Agent in Phase II Testing to Prevent Drug Resistance

HERSHEY, Pennsylvania—A phase II study is about to begin testing a novel approach to enhancing the effectiveness of chemotherapy, one that uses a new agent to deactivate a critical DNA repair mechanism in malignant cells. Shutting down this repair system appears to increase the killing power of currently available drugs that work by disrupting DNA.

“What we’re trying to do is breathe some new life into some relatively old agents while we wait for new agents that are being designed based on the molecular biology of cancer,” said Anthony E. Pegg, PhD, of Pennsylvania State University. Dr. Pegg’s research provided the rationale for the study and the agent to be used in the phase II studies.

The trial will be carried out at Case Western Reserve University, the University of Chicago, and Duke University. The study follows a successful phase I trial at the same three universities.

Dr. Pegg, professor of cellular and molecular biology at Penn State’s Hershey Medical Center, described the innovative effort at the Council for the Advancement of Science Writing annual seminar.

A number of DNA repair mechanisms exist to deal with damage caused by natural breaks in the DNA chain, radiation, and exogenous chemicals. Several of these pathways are quite general, while others are very specific, which is the case with the mechanism that Dr. Pegg and his colleagues elucidated. This specific pathway repairs adducts that occur in a small methyl group found within the DNA’s helical structure.
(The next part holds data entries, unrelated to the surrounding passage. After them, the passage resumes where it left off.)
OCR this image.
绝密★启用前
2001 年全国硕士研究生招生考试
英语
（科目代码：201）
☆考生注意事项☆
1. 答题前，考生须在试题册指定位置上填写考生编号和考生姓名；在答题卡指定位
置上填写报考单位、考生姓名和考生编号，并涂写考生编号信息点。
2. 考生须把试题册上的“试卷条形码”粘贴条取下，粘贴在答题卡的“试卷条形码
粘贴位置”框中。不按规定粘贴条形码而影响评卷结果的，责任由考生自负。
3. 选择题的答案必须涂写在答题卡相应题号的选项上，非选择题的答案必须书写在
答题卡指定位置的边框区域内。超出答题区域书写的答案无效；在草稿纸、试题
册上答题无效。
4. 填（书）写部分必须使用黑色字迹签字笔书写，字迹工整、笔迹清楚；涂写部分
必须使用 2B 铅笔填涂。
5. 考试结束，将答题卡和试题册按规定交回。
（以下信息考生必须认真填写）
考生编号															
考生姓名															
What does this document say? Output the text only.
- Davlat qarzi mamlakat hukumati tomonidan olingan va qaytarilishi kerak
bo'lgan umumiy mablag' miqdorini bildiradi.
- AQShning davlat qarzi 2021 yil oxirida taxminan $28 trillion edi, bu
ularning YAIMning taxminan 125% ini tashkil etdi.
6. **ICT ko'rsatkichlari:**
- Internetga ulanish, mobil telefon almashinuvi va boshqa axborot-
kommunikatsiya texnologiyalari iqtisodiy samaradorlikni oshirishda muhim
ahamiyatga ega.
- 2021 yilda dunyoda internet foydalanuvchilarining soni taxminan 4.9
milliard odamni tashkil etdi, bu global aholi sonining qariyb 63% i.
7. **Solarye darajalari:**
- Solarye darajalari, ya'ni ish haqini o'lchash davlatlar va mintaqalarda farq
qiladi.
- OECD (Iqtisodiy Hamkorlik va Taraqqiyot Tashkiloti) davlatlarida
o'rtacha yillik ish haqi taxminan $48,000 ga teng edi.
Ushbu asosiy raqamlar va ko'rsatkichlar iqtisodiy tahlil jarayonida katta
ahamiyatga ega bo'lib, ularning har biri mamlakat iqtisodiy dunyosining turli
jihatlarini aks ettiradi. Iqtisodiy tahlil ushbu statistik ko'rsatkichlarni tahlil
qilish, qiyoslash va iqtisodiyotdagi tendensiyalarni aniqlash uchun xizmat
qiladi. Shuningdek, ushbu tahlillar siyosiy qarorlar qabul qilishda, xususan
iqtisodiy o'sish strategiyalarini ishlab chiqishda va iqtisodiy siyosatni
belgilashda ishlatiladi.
“The pathway is a unique reaction, which is brought about by a protein I call AGT [O⁶-alkylguanine-DNA alkyltrans-ferase], which repairs this DNA,” Dr. Pegg said. In the absence of this repair mechanism, some tumor cells express what is called the mer– phenotype. Such cells are very susceptible to certain cancer drugs, such as DNA methylating agents and DNA crosslinking agents. These drugs include carmustine (BCNU), lomustine (CeeNu), and dacarbazine.

“If you treat these tumors with these agents, they work very well,” Dr. Pegg said. “Unfortunately, very few primary tumors lack this repair protein, so most tumors are inherently resistant.”

He and his colleagues set out to develop an inhibitor of AGT that would convert mer+ tumor cells to mer^– cells so that the cancer drugs “would be more generally useful.” They named their inhibitor O⁶-benzyl-guanine. In the phase I clinical trials, researchers found that following an hour-long infusion of O⁶-benzylguanine, the repair mechanism activity “is lost completely and remains low for 20 hours or so,” Dr. Pegg said. “This is really quite encouraging.”

The inhibitor breaks down quickly into an active metabolite (O⁶-benzyl-8-oxoguanine), which appears in much larger amounts than the original agent “and is as good an inhibitor as the parent drug was,” he added.

Phase I data indicate that doses of the inhibiting agent up to 100 mg/m², a dose that completely inactivates the AGT protein, can be given safely.

“It doesn’t appear that inactivating this repair process, in this situation, has any toxicity on its own,” Dr. Pegg said. “However, when you combine the inhibitor with the agent BCNU, the myelosup-pression induced by BCNU is enhanced. The dose-limiting toxicity of these agents is myelosuppression.” As a result, the dose of BCNU given to patients is “approximately one quarter of that used in the current therapeutic regimens.”

Only further testing will reveal whether O6- benzylguanine is a sufficiently potent inhibitor to be clinically useful. “We think it is, but there is certainly plenty of opportunity to make a compound that is more active or that could be given more easily,” Dr. Pegg said.

He also questioned whether the targeted repair mechanism is the only one in tumor cells that can confer resistance to chemotherapy. “It is very hard to kill tumor cells selectively, and I think it is very unlikely that there aren’t other means of resistance to these agents,” he said. “But the key point is that this DNA repair protein is absolutely a primary means of resistance. If you don’t knock this DNA repair program out, you will never be able to exploit the full potential of these chemotherapy agents.”